LH receptor variance
Djura Piersma, Miriam Verhoef-Post, Maxime Look, Andre Uitterlinden, Huib Pols, Jan Klijn, Els Berns & Axel Themmen
The LH receptor is a member of the large receptor family of GTP-binding protein coupled receptors. Mutations in the LH receptor gene cause severe sex hormone-related disease, ranging from very early precocious puberty in boys (activating mutation) to slight undervirilization, severe hypospadias or complete 46XY pseudohermaphroditism (inactivating mutation). Thus, LH receptor gene mutations have profound effects on sex hormone production and on physiology of patients. In addition, the strength of the phenotype follows the in vitro activity of the various LH receptor mutant proteins. Thus the question has arisen whether slight changes in LH receptor activity, such as caused by polymorphic gene variants, may have subtle effects on susceptibility, disease progression or response to treatment of sex hormone-dependent disease.
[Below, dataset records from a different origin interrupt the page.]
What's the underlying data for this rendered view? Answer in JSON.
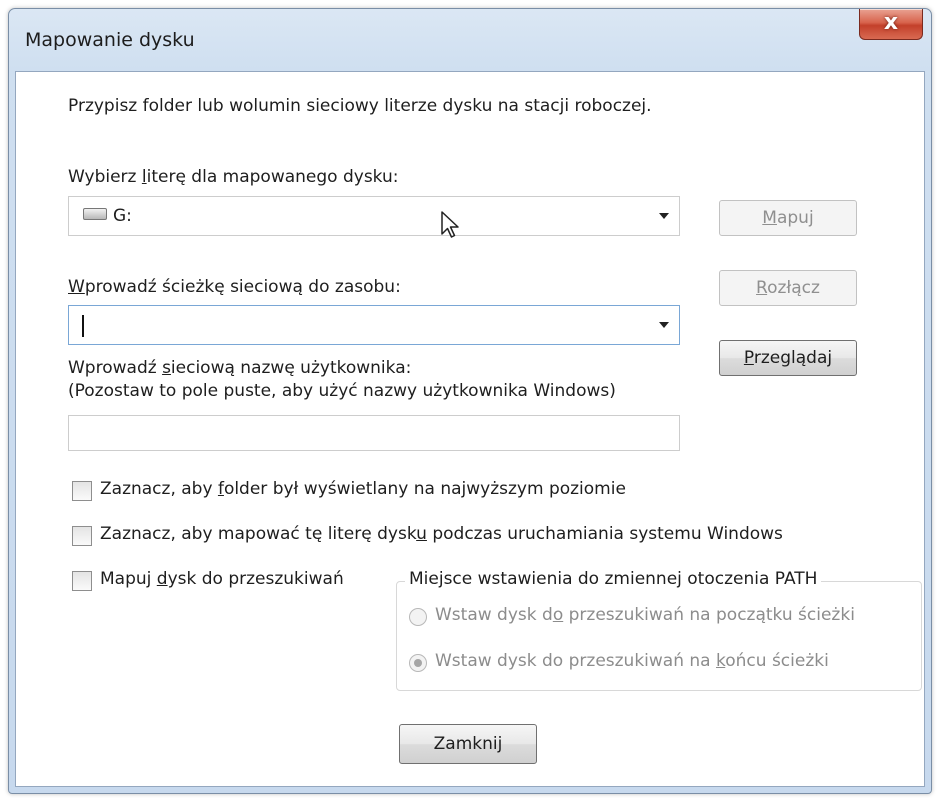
{
  "window": {
    "title": "Mapowanie dysku",
    "close_glyph": "x"
  },
  "intro_text": "Przypisz folder lub wolumin sieciowy literze dysku na stacji roboczej.",
  "drive_letter": {
    "label_pre": "Wybierz ",
    "label_accel": "l",
    "label_post": "iterę dla mapowanego dysku:",
    "value": "G:",
    "icon": "drive-icon"
  },
  "network_path": {
    "label_accel": "W",
    "label_post": "prowadź ścieżkę sieciową do zasobu:",
    "value": ""
  },
  "username": {
    "label_pre": "Wprowadź ",
    "label_accel": "s",
    "label_post": "ieciową nazwę użytkownika:",
    "hint": "(Pozostaw to pole puste, aby użyć nazwy użytkownika Windows)",
    "value": ""
  },
  "buttons": {
    "map": {
      "accel": "M",
      "rest": "apuj",
      "enabled": false
    },
    "disconnect": {
      "accel": "R",
      "rest": "ozłącz",
      "enabled": false
    },
    "browse": {
      "accel": "P",
      "rest": "rzeglądaj",
      "enabled": true
    },
    "close": {
      "label": "Zamknij"
    }
  },
  "checkboxes": [
    {
      "pre": "Zaznacz, aby ",
      "accel": "f",
      "post": "older był wyświetlany na najwyższym poziomie",
      "checked": false
    },
    {
      "pre": "Zaznacz, aby mapować tę literę dysk",
      "accel": "u",
      "post": " podczas uruchamiania systemu Windows",
      "checked": false
    },
    {
      "pre": "Mapuj ",
      "accel": "d",
      "post": "ysk do przeszukiwań",
      "checked": false
    }
  ],
  "path_group": {
    "title": "Miejsce wstawienia do zmiennej otoczenia PATH",
    "options": [
      {
        "pre": "Wstaw dysk d",
        "accel": "o",
        "post": " przeszukiwań na początku ścieżki",
        "selected": false
      },
      {
        "pre": "Wstaw dysk do przeszukiwań na ",
        "accel": "k",
        "post": "ońcu ścieżki",
        "selected": true
      }
    ],
    "enabled": false
  },
  "colors": {
    "title_bar": "#cfdff0",
    "close_button": "#c3402a",
    "disabled_text": "#8c8c8c"
  }
}
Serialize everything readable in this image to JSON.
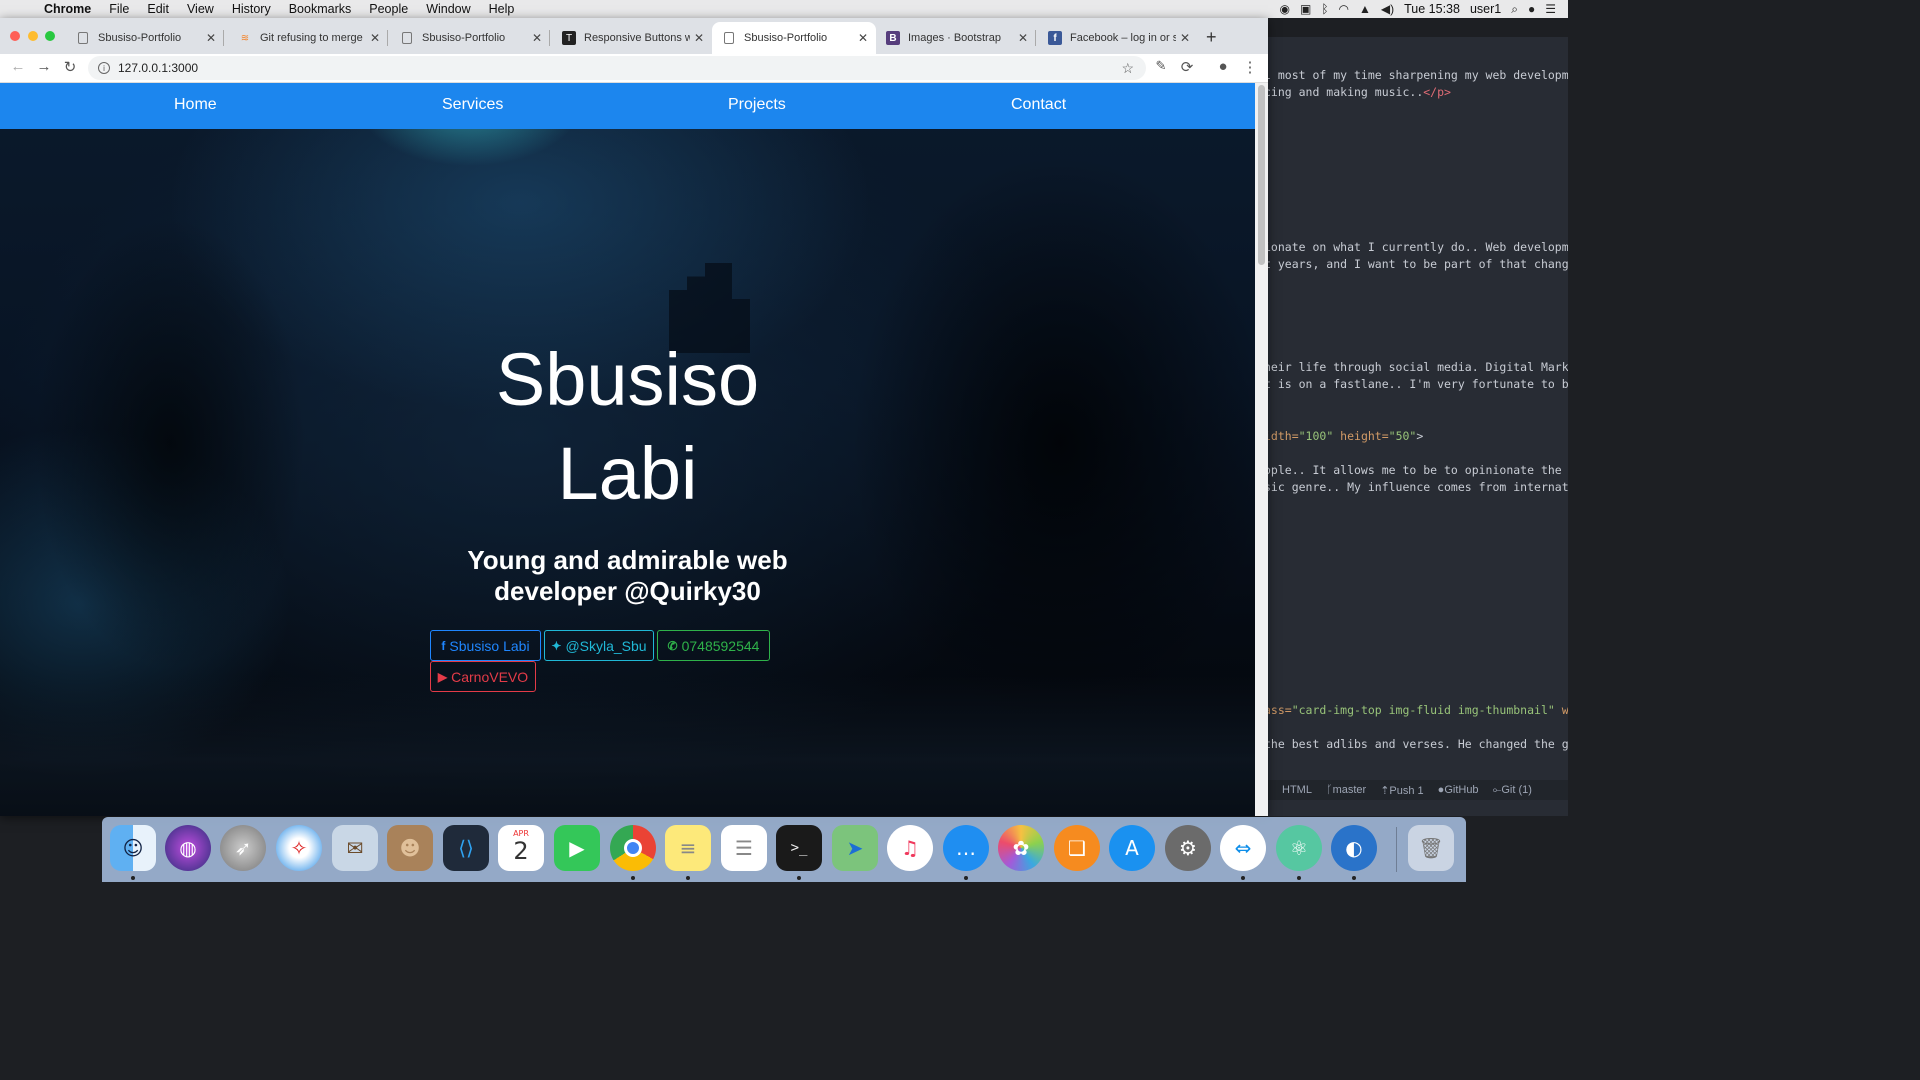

The most frequent LH receptor polymorphisms that involve an amino acid change are the absence or presence of a two amino acid (LQ) insertion at position 18 in exon 1 (rs4539842) and two variable amino acids at position 291 and 312 respectively: 291Asn/Ser (rs12470652) and 312Ser/Asn (rs2293275). The latter are of interest because of their location in exon 10, which is involved in the differential sensitivity of the LH receptor to LH and hCG. The 291Asn/Ser and 312Ser/Asn SNPs are located at or near glycosylation sites, respectively. The polymorphic LQ insertion is located in the signal peptide, which enables translocation of the LH receptor into the endoplasmic reticulum where protein maturation processes are carried out. The LQ insertion had a clear effect on in vitro LH receptor expression and showed an association with worse disease free survival in breast cancer patients. Although we could not detect a functional effect of the 312SN polymorphism, this allele appears to be a weak risk allele for breast cancer. The 291S LH receptor variant is more sensitive to LH in vitro, but its low frequency did not allow association studies in our breast cancer cohort.